First, my visit to a Dali exhibit at the MoMA. Dali had a way of painting his surrealist scenes with strange, curvaceous and highly suggestive hills and mountains. So much so that they seemed more psychological than representational. His work was of course described as deeply subconcscious and Freudian.


The second inspiration is my recent stay on the Southern coast of England. The cliffs and coast actually look like this. As I stood, and stared out to sea, I couldn't help but ponder if the wonderful moment, the convulsed cliffs, and the smooth sea was purely a fabrication of my mind. Perhaps Dali wondered the same things.


I am tremendously enjoying this simplified style of painting. It is alot more challenging than it looks to get these paintings right. Because there are such few elements, each element must carefully be positioned and proportioned in relation to the rest. The raw simplicity of the composition gives additional power to the colours. The colours then set the mood and the sparse set of symbols open up the scene for rich emotive interpretations.



Wednesday, October 1, 2008

Wheatabix in Wales




This morning I sat down for breakfast in Wales.

I am here visiting Louisa and her family in the Welsh countryside in Llanllwni, Carmarthenshire, Wales.

All about are the greenest of fields, dark rolling hills (they call them the Black Mountains), hedges and lots and lots of sheep.  I keep exclaiming how wonderfully English my moments are. However, that is no longer precisely true-- Wales is decidedly its own place-- all the road signs are perplexingly lettered--they are in Welsh!

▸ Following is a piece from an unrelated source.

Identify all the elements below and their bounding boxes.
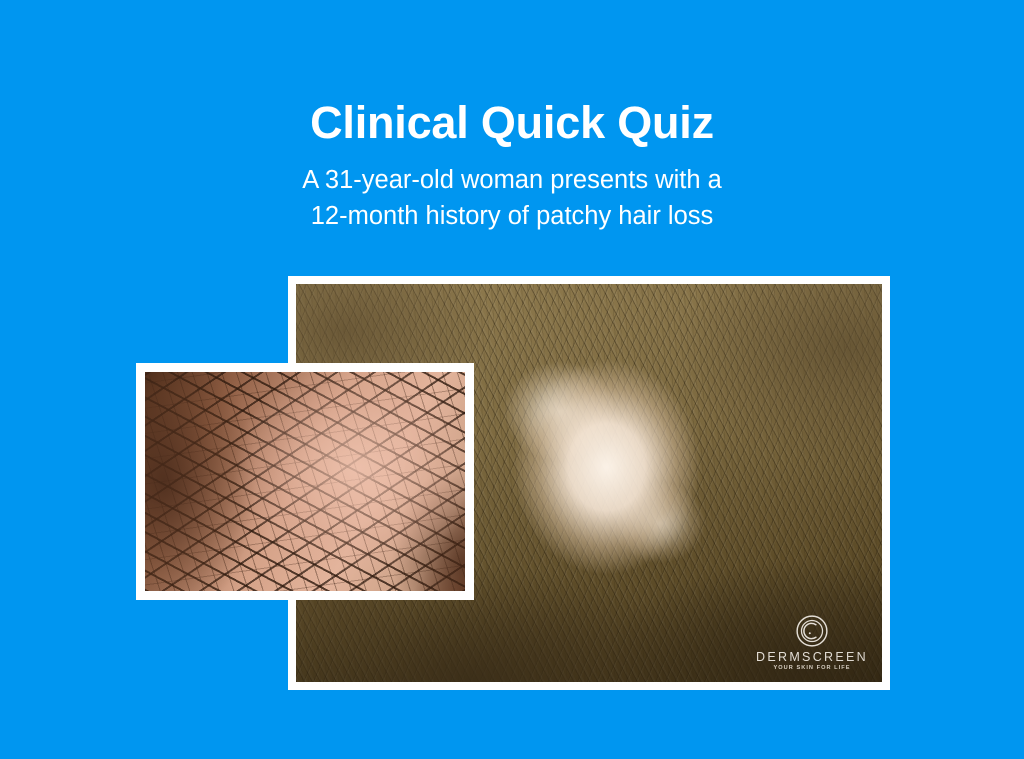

My experiences continue not only geographicaly and culturally, but now in the realm of self discovery. Despite being in Wales, Louisa family is very much English. In this most unlikely of places, I discovering much about my childhood upbringing and my subliminal English heritage.

You see, my father spent a few years in England before he was married. My father and mother also spent some time in England right after they were married. I am discovering just how influential this time was on them-- and me. Aspects of my upbringing that I took for granted as 'normal' are now being revealed to me as exceptional and decidedly English.


This morning as I had breakfast at the Harrington dinning table I noticed the placemats featuring scenes of the English countryside. They were just like back at my parent's dinning table. It struck me that in all my time living in North America, I have never seen any such placemats in any other home. This was my first time seeing them elsewhere. I was assured that here in England they are available at department stores and quite common. In Canada, they are not common!

The plates and bowls also had ornate english scenes in a green monotone-- just like at our dinning table.   The preserves, the marmite, the Weetabix!   Noboby eats Wheatabix or marmite in Canada!  Yet all these were definitive elements of my upbringing's tabletop. Then there are the castles and knights I played with, boiled eggs, marmelade, afternoon tea, and my Dad's penchant for classical music.  

What does this all mean? Well, it is sure interesting. Each little discovery brings back a flood of memories and a flash of understanding. I supposed it feels a little like learning the name of new tree or bush in a forest. It doesn't change anything in the forest, but it does deepen one's understanding of how everything is interconnected.   

I am discovering that little bits of English culture like this are trees that make up the Forest of Russell.